Dua pejabat AS yang tidak disebutkan namanya, karena laporan tersebut bersifat rahasia, menyebut bahwa penyelidikan atas kasus-kasus tersebut dapat memakan waktu bertahun-tahun.
Temuan itu juga menimbulkan kekhawatiran mengenai akuntabilitas, mengingat banyaknya insiden serta proses peninjauan yang diserahkan sepenuhnya kepada pihak Israel begitu saja.
“Yang membuat saya khawatir adalah akuntabilitas akan terlupakan sekarang karena kebisingan konflik sudah mereda,” kata Charles Blaha, mantan pejabat Departemen Luar Negeri AS yang pernah memantau penerapan “Undang-Undang Leahy.”
Laporan tersebut dirampungkan menjelang tercapainya gencatan senjata antara Hamas dan Israel, yang mencakup pembebasan sandera Israel, pertukaran tahanan Palestina, penarikan terbatas pasukan Zionis Israel, serta pengiriman bantuan kemanusiaan ke Gaza.
“Undang-Undang Leahy” atau Leahy Law, dinamai berdasarkan pengusung utamanya, Senator Patrick Leahy, bertujuan mencegah bantuan AS jatuh ke tangan unit militer asing yang terlibat dalam penyiksaan, pembunuhan di luar hukum, atau pelanggaran HAM berat lainnya.
Pemerintahan AS sebelumnya di bawah Presiden Joe Biden menyatakan belum mencapai “kesimpulan yang definitif” terkait apakah senjata buatan AS digunakan dalam pelanggaran HAM di Gaza.
AS tercatat telah memberikan bantuan tahunan senilai hingga 3,8 miliar dolar AS (sekitar Rp63,2 triliun) kepada Israel. Dengan tambahan bantuan miliaran dolar dan penjualan senjata dalam beberapa tahun terakhir, Israel menjadi penerima bantuan terbesar dari AS.
Dua pejabat AS yang tak disebutkan namanya itu menyatakan bahwa laporan rahasia tersebut mengungkap adanya sistem penyaringan khusus yang digunakan baik oleh pemerintahan Partai Demokrat maupun Republik, yang memberikan keleluasaan lebih dan menguntungkan Israel.
Josh Paul, mantan pejabat Deplu AS, menjelaskan bahwa sementara satu pelanggaran saja dapat membatalkan bantuan militer bagi negara lain, dalam kasus Israel, otoritas AS harus “mencapai kesepakatan terlebih dahulu mengenai apakah pelanggaran HAM berat benar-benar terjadi.”

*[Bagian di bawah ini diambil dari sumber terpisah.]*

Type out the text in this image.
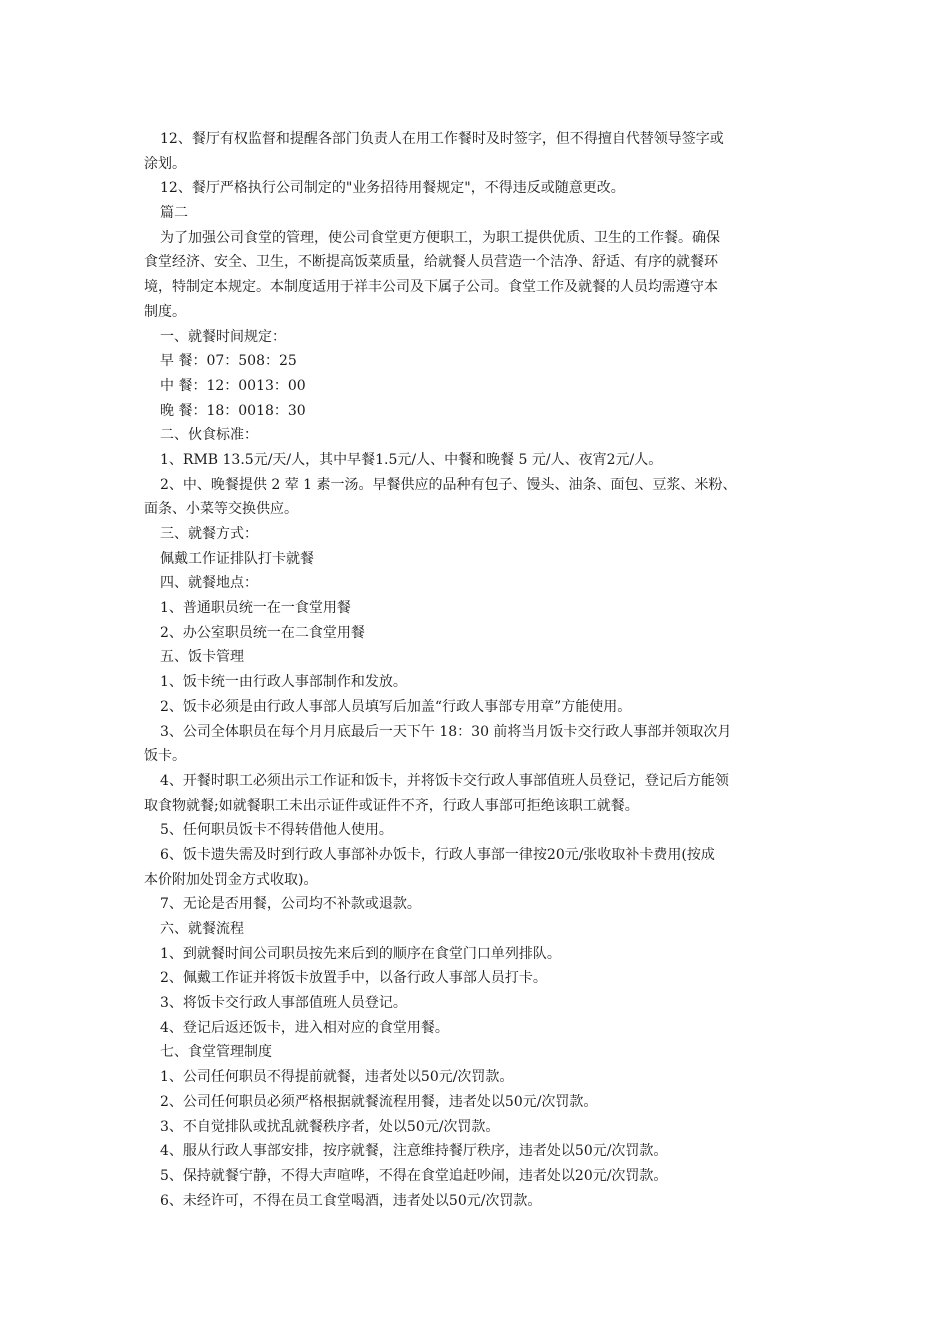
12、餐厅有权监督和提醒各部门负责人在用工作餐时及时签字，但不得擅自代替领导签字或
涂划。
12、餐厅严格执行公司制定的"业务招待用餐规定"，不得违反或随意更改。
篇二
为了加强公司食堂的管理，使公司食堂更方便职工，为职工提供优质、卫生的工作餐。确保
食堂经济、安全、卫生，不断提高饭菜质量，给就餐人员营造一个洁净、舒适、有序的就餐环
境，特制定本规定。本制度适用于祥丰公司及下属子公司。食堂工作及就餐的人员均需遵守本
制度。
一、就餐时间规定：
早 餐：07：508：25
中 餐：12：0013：00
晚 餐：18：0018：30
二、伙食标准：
1、RMB 13.5元/天/人，其中早餐1.5元/人、中餐和晚餐 5 元/人、夜宵2元/人。
2、中、晚餐提供 2 荤 1 素一汤。早餐供应的品种有包子、馒头、油条、面包、豆浆、米粉、
面条、小菜等交换供应。
三、就餐方式：
佩戴工作证排队打卡就餐
四、就餐地点：
1、普通职员统一在一食堂用餐
2、办公室职员统一在二食堂用餐
五、饭卡管理
1、饭卡统一由行政人事部制作和发放。
2、饭卡必须是由行政人事部人员填写后加盖“行政人事部专用章”方能使用。
3、公司全体职员在每个月月底最后一天下午 18：30 前将当月饭卡交行政人事部并领取次月
饭卡。
4、开餐时职工必须出示工作证和饭卡，并将饭卡交行政人事部值班人员登记，登记后方能领
取食物就餐;如就餐职工未出示证件或证件不齐，行政人事部可拒绝该职工就餐。
5、任何职员饭卡不得转借他人使用。
6、饭卡遗失需及时到行政人事部补办饭卡，行政人事部一律按20元/张收取补卡费用(按成
本价附加处罚金方式收取)。
7、无论是否用餐，公司均不补款或退款。
六、就餐流程
1、到就餐时间公司职员按先来后到的顺序在食堂门口单列排队。
2、佩戴工作证并将饭卡放置手中，以备行政人事部人员打卡。
3、将饭卡交行政人事部值班人员登记。
4、登记后返还饭卡，进入相对应的食堂用餐。
七、食堂管理制度
1、公司任何职员不得提前就餐，违者处以50元/次罚款。
2、公司任何职员必须严格根据就餐流程用餐，违者处以50元/次罚款。
3、不自觉排队或扰乱就餐秩序者，处以50元/次罚款。
4、服从行政人事部安排，按序就餐，注意维持餐厅秩序，违者处以50元/次罚款。
5、保持就餐宁静，不得大声喧哗，不得在食堂追赶吵闹，违者处以20元/次罚款。
6、未经许可，不得在员工食堂喝酒，违者处以50元/次罚款。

“Hingga saat ini, AS belum menangguhkan satu pun bantuan kepada Israel meski bukti-buktinya jelas,” ujarnya.
Pemerintahan Biden sempat menghadapi kecaman karena terus memberikan bantuan kepada satuan militer Israel yang diduga terlibat kekerasan, termasuk unit yang berperan dalam kematian warga Palestina-Amerika Omar Assad (78) pada 2022 setelah ditangkap di sebuah pos pemeriksaan di Tepi Barat.
Militer Israel kala itu menyatakan Assad meninggal akibat serangan jantung yang dipicu stres setelah diikat dan dibungkam, dan menyebut insiden tersebut sebagai “kegagalan moral dan kesalahan pengambilan keputusan.”
Namun sejak kembali menjabat awal tahun ini, Presiden AS Donald Trump telah mencopot 17 inspektur jenderal yang sebelumnya ditunjuk oleh presiden.
Genosida yang dilakukan Israel di Jalur Gaza sejak Oktober 2023, yang menewaskan lebih dari 68.500 orang, membuat Undang-Undang Leahy kembali menjadi sorotan.
Kasus-kasus utama yang dinilai perlu ditinjau antara lain pembunuhan tujuh relawan kemanusiaan World Central Kitchen oleh Israel pada April 2024, serta tewasnya lebih dari seratus warga Palestina saat berkumpul di sekitar truk bantuan di dekat Gaza City pada Februari 2024.